Tra 1000 anni un vulcano potrebbe risvegliarsi vicino a Roma

Si tratta del vulcano dei Colli Albani...


Fonte Immagine: Vulcano

 


Una ricerca internazionale pubblicata sulla rivista Geophysical Research Letters e coordinata da Fabrizio Marra, dell'Istituto Nazionale di Geologia e Vulcanologia (Ingv), alla quale hanno partecipato l'università Sapienza di Roma e il Consiglio Nazionale delle Ricerche (Cnr), ha evidenziato come l'area vulcanica dei Colli Albani, alle porte di Roma, potrebbe risvegliarsi entro 1000 anni. Rimasta in quiete assoluta per almeno 36.000 anni, l'area adesso sta mostrando i primissimi segni di 'risveglio' perchè il magma ha ripreso ad accumularsi nel sottosuolo. "Non solo il vulcano è tutt'altro che estinto, ma ha appena iniziato un nuovo ciclo di alimentazione delle camere magmatiche che potrebbe portarlo, nel prossimo millennio, da uno stato dormiente a quello di risveglio", ha osservato Marra.

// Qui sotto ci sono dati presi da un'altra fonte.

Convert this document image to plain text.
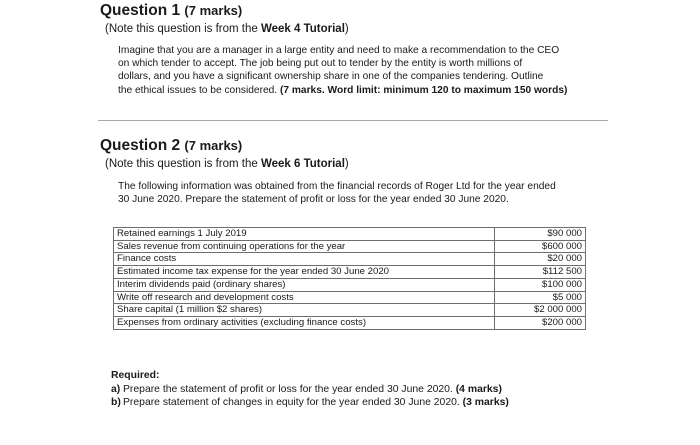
Question 1 (7 marks)
(Note this question is from the Week 4 Tutorial)
Imagine that you are a manager in a large entity and need to make a recommendation to the CEO
on which tender to accept. The job being put out to tender by the entity is worth millions of
dollars, and you have a significant ownership share in one of the companies tendering. Outline
the ethical issues to be considered. (7 marks. Word limit: minimum 120 to maximum 150 words)
Question 2 (7 marks)
(Note this question is from the Week 6 Tutorial)
The following information was obtained from the financial records of Roger Ltd for the year ended
30 June 2020. Prepare the statement of profit or loss for the year ended 30 June 2020.
Retained earnings 1 July 2019	$90 000
Sales revenue from continuing operations for the year	$600 000
Finance costs	$20 000
Estimated income tax expense for the year ended 30 June 2020	$112 500
Interim dividends paid (ordinary shares)	$100 000
Write off research and development costs	$5 000
Share capital (1 million $2 shares)	$2 000 000
Expenses from ordinary activities (excluding finance costs)	$200 000
Required:
a) Prepare the statement of profit or loss for the year ended 30 June 2020. (4 marks)
b) Prepare statement of changes in equity for the year ended 30 June 2020. (3 marks)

Basato sulla combinazione di dati storici e informazioni satellitari, lo studio ha permesso di ricostruire gli ultimi 600.000 anni di storia della regione e di prevederne l'evoluzione dei prossimi millenni. Storicamente l'area dei Colli Albani ha dato luogo a eruzioni all'incirca ogni 30.000 anni, l'ultima delle quali è avvenuta 36.000 anni fa, e nell'arco degli ultimi 20 anni i dati indicano un costante sollevamento del suolo pari a circa 3 millimetri l'anno. Sono dati che nel complesso fanno ipotizzare che in quell'area, alla profondità compresa fra 5 e 10 chilometri, si stia accumulando nuovo magma che provoca un rigonfiamento della superficie, ma senza destare alcuna preoccupazione al momento. "In quanto tempo questo magma potrebbe trovare una via di risalita e dar luogo a un'eruzione - ha precisato Marra - è difficile da stabilire con precisione. Mentre per il Vesuvio sappiamo con certezza che delle nuove eruzioni saranno possibili in scale di anni o decine di anni, in questo caso dobbiamo parlare di millenni".